Mitte der 90er Jahre war seine Aidserkrankung soweit fortgeschritten, dass er zeitweilig auf eine Gehhilfe angewiesen war und ihm Ärzt*innen einen baldigen Tod prognostizieren. Gerade noch rechtzeitig erhielt 1996 das Medikament Crixivan die Zulassung als Baustein der antiretrovirale HIV-Therapie, rettete Rusche das Leben und schenkte ihm drei weitere Jahrzehnte. Erst in der Nacht auf den 22. Dezember 2024 starb er in einem Frankfurter Seniorenheim.

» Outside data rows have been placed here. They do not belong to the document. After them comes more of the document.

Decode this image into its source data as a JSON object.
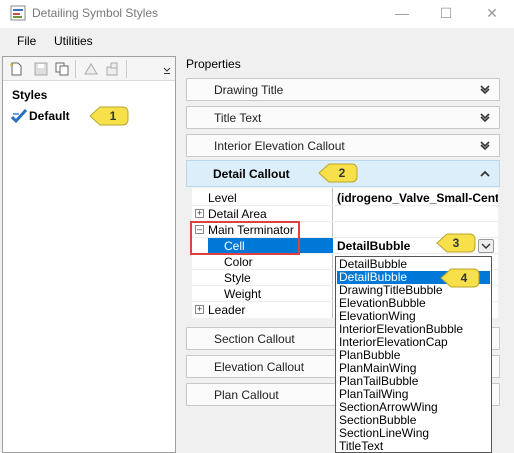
{
  "window": {
    "title": "Detailing Symbol Styles"
  },
  "menu": {
    "file": "File",
    "utilities": "Utilities"
  },
  "styles": {
    "heading": "Styles",
    "default": "Default"
  },
  "properties": {
    "label": "Properties",
    "sections": {
      "drawing_title": "Drawing Title",
      "title_text": "Title Text",
      "interior_elevation_callout": "Interior Elevation Callout",
      "detail_callout": "Detail Callout",
      "section_callout": "Section Callout",
      "elevation_callout": "Elevation Callout",
      "plan_callout": "Plan Callout"
    },
    "grid": {
      "level": {
        "name": "Level",
        "value": "(idrogeno_Valve_Small-Cent"
      },
      "detail_area": {
        "name": "Detail Area"
      },
      "main_terminator": {
        "name": "Main Terminator"
      },
      "cell": {
        "name": "Cell",
        "value": "DetailBubble"
      },
      "color": {
        "name": "Color"
      },
      "style": {
        "name": "Style"
      },
      "weight": {
        "name": "Weight"
      },
      "leader": {
        "name": "Leader"
      }
    }
  },
  "cell_options": [
    "DetailBubble",
    "DrawingTitleBubble",
    "ElevationBubble",
    "ElevationWing",
    "InteriorElevationBubble",
    "InteriorElevationCap",
    "PlanBubble",
    "PlanMainWing",
    "PlanTailBubble",
    "PlanTailWing",
    "SectionArrowWing",
    "SectionBubble",
    "SectionLineWing",
    "TitleText"
  ],
  "callouts": {
    "c1": "1",
    "c2": "2",
    "c3": "3",
    "c4": "4"
  },
  "colors": {
    "selection": "#0078d7",
    "callout": "#f7e04a",
    "highlight": "#e04040"
  }
}
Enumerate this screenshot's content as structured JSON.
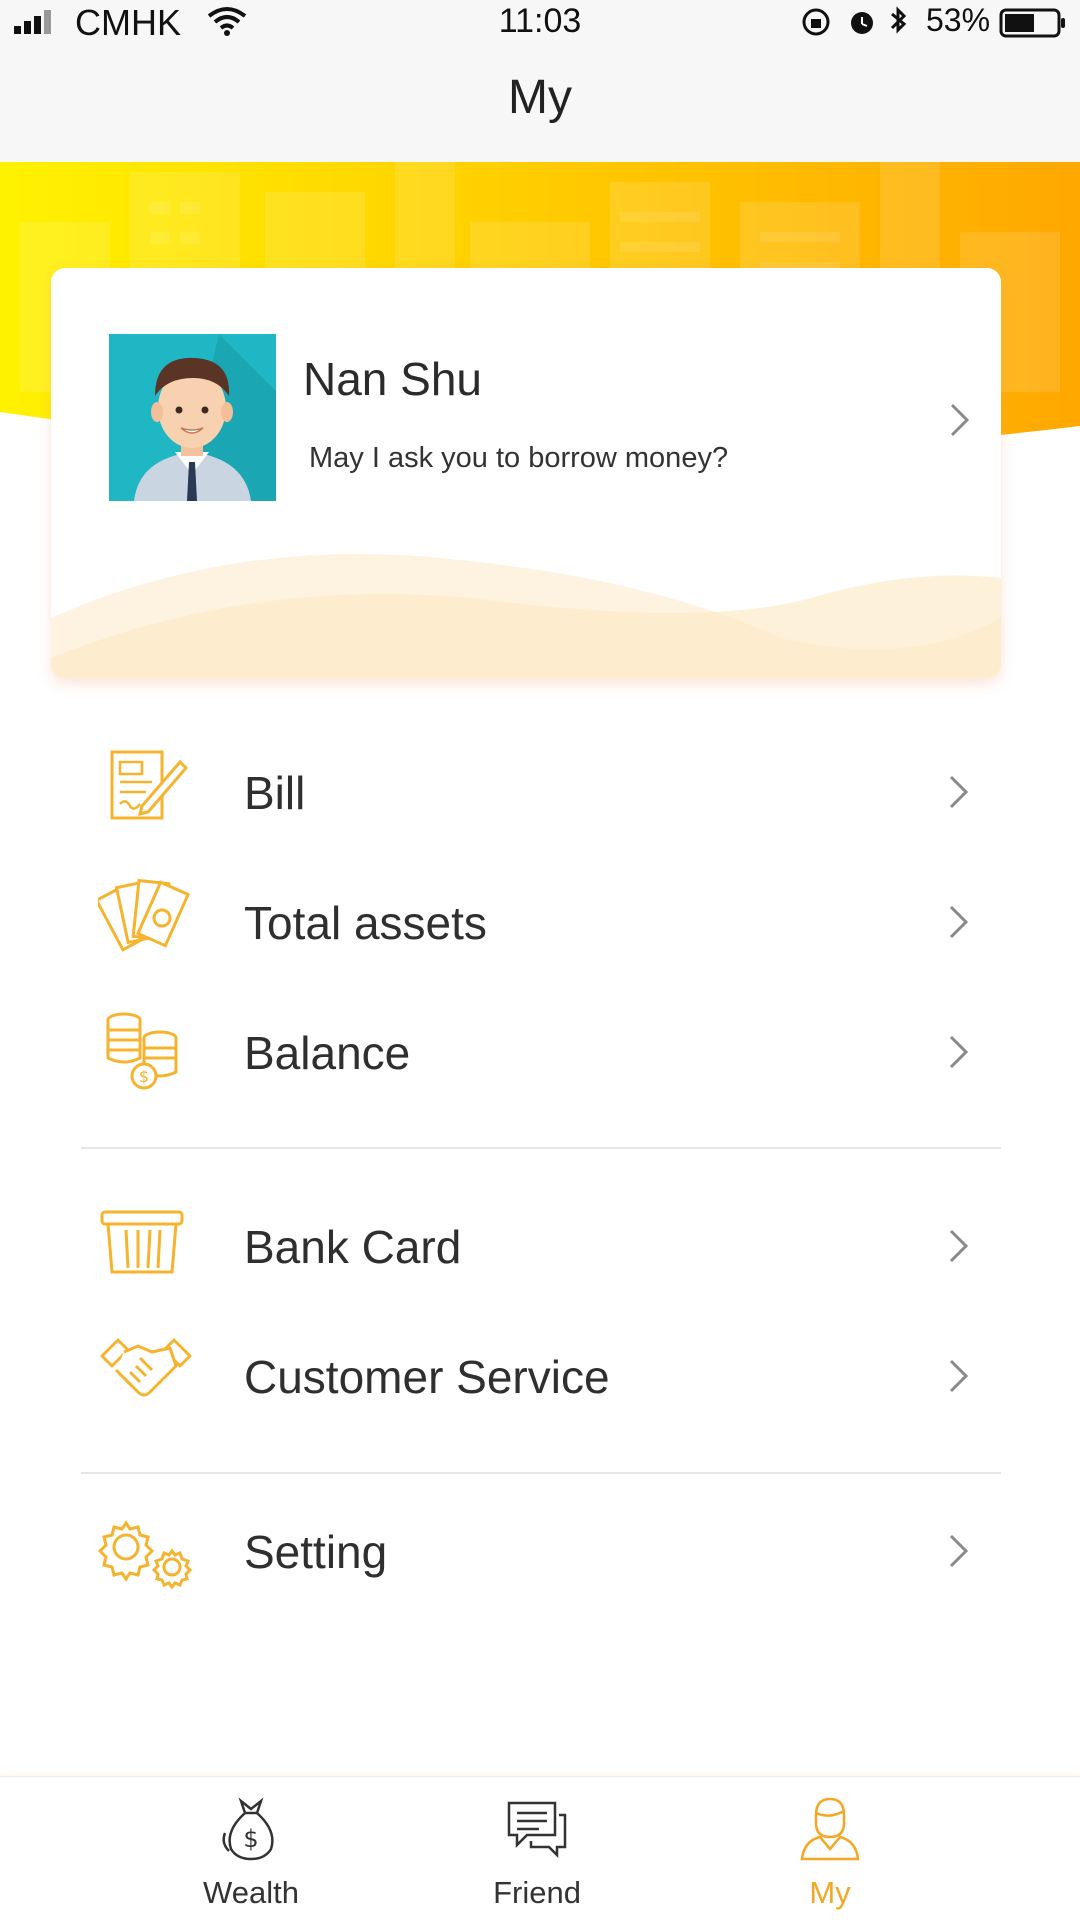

Späte Dankbarkeit für frühes Engagement
Öffentlich bekannt wurde sein Tod Wochen später durch eine Mitteilung der Deutschen Buddhistischen Union. Auch die vielen ehemaligen Mitstreiter*innen und Parteigenoss*innen erfahren erst dadurch, dass Rusche nach einem Schlaganfall vor einigen Jahren teilweise gelähmt war und kaum noch spreche konnte. Fast alle erinnern sich sehr lebendig an Rusches Lebenslust und Humor – und bedauern es, ihn aus den Augen verloren zu haben. Wie schnell ein Mensch, der als Wegbereiter einst für Schlagzeilen sorgte, in Vergessenheit geraten kann. Wie wenig bleibt von einem solchen Leben voller Engagement und Kampfgeist. Rusches Biografie war offenbar zu inkonsistent, als dass sein Wirken nachhaltigen Eindruck hinterlassen hätte.
Volker Beck„Wir verdanken ihm Einiges in der schweren Zeit der beginnenden AIDS-Krise.“
„Er geriet in der Schwulenbewegung in Vergessenheit. Aber er war ein Pionier, vielleicht nicht immer geschickt, aber mutig und beherzt“, kommentiert sein einstiger Parteikollege Volker Beck Rusches Tod. Die wenigen Nachrufe stützen sich vor allem auf Rusches Wikipedia-Eintrag und übernehmen darin enthaltene Unstimmigkeiten. Rusches Anteil an der grünen Politik zu HIV/Aids während der zweiten Kohl-Regierung wird nie in Gänze deutlich werden. Denn als Nachrücker konnte er erst in der zweiten Hälfte der Legislaturperiode Kleine Anfragen stellen und dies nur im parteiinternen Arbeitskreis „Recht und Gesellschaft“. Was er zuvor als Fraktionsassistenz und später als Abgeordneter dem Bereich „Gesundheit und Soziales“ zuarbeitete, ist nicht dokumentiert und lässt sich nur erahnen. „Wir verdanken ihm Einiges in der schweren Zeit der beginnenden AIDS-Krise“, schreibt Volker Beck.